Fase 2: le linee guida dell’Inail per il ritorno al lavoro in sicurezza

24 Aprile 2020, di Alessandra Caparello

Il periodo di emergenza sanitaria connessa alla pandemia da SARS-CoV-2 ha portato alla necessità di adottare importanti azioni contenitive che hanno richiesto, fra l’altro, la sospensione temporanea di numerose attività produttive.

In attesa dell’inizio della fase 2, prevista per il prossimo 4 maggio, si ricorda che l’insieme dei settori attualmente non sospesi comprende 2,3 milioni di imprese (il 51,2% del totale).  Da qui in vista della riapertura, l’Inail ha pubblicato un corposo documento contenente le misure da adottare sui luoghi di lavoro garantendo adeguati livelli di tutela della salute e sicurezza di tutti i lavoratori.

Organizzazione e orario di lavoro

In primis, al fine di ridurre il contatto sociale nell’ambiente di lavoro l’Inail indica l’adozione di una serie di soluzioni organizzative innovative che riguardano sia l’articolazione dell’orario di lavoro sia i processi produttivi, limitando anche la necessità di trasferte. Via libera ad orari differenziati che favoriscano il distanziamento sociale riducendo il numero di presenze in contemporanea nel luogo di lavoro e prevenendo assembramenti all’entrata e all’uscita con flessibilità di orari.

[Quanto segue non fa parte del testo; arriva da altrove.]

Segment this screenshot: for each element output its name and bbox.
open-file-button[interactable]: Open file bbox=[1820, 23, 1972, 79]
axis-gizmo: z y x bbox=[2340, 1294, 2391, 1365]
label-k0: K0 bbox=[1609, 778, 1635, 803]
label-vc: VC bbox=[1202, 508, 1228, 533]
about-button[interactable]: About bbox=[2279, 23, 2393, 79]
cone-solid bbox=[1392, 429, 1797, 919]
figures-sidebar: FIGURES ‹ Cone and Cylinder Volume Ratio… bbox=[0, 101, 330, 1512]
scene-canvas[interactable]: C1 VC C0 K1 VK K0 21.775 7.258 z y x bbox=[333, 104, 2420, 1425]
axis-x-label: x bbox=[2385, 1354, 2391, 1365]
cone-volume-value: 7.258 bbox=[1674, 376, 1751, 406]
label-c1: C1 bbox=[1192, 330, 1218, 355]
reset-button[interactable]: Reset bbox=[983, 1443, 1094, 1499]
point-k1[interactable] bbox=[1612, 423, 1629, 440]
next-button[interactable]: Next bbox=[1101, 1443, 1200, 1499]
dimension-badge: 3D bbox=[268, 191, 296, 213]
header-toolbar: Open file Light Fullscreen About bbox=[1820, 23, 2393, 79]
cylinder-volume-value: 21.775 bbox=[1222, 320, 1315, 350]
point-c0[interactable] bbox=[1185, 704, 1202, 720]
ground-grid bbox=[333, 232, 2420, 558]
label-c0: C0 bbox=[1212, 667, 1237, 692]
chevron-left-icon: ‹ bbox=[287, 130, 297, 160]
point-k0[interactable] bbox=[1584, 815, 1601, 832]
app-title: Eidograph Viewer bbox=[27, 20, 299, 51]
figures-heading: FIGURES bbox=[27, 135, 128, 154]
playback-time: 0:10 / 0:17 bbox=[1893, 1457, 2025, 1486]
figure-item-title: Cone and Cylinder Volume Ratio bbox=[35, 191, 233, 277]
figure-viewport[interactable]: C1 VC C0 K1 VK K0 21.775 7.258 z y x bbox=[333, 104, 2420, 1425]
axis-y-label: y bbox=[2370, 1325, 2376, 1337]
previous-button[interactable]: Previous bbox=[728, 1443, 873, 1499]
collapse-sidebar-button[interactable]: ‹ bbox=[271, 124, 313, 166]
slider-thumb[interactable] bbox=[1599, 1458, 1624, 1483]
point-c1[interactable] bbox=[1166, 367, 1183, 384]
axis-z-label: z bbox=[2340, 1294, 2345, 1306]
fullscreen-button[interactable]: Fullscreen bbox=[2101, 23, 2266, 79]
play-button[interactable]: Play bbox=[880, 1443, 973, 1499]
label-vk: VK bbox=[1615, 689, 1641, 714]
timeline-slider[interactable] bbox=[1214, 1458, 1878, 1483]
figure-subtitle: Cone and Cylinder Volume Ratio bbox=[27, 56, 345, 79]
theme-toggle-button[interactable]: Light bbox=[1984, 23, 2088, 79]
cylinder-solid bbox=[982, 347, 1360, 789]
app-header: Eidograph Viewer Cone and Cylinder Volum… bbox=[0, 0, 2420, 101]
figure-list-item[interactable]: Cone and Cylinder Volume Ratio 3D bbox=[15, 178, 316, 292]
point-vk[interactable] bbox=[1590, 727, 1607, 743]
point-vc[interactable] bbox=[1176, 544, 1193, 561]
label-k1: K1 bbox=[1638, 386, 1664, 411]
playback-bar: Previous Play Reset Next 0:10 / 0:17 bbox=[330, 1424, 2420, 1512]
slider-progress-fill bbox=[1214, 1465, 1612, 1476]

È essenziale evitare aggregazioni sociali anche in relazione agli spostamenti per raggiungere il posto di lavoro e rientrare a casa (commuting), con particolare riferimento all’utilizzo del trasporto pubblico. Per tale motivo, si legge nel rapporto, è necessaria un’azione integrata per mitigare questa tipologia di rischio tramite misure organizzative dedicate, ad esempio adottando piani di mobilità adeguati, misure specifiche per disciplinare l’uso dei mezzi pubblici o incentivando forme di trasporto sul luogo di lavoro differenti, anche con il mezzo privato. In ogni caso, all’interno dei mezzi pubblici oltre al distanziamento sociale è raccomandabile l’uso di mascherine per tutti gli occupanti.

In caso di lavoratori suscettibili, previa valutazione del medico competente,  si potrà pensare alla loro ricollocazione in altra mansione o considerarli temporaneamente non idonei a riprendere il lavoro. Via libera al lavoro a distanza, ove possibile, soprattutto per le attività di supporto gestionale/amministrativo.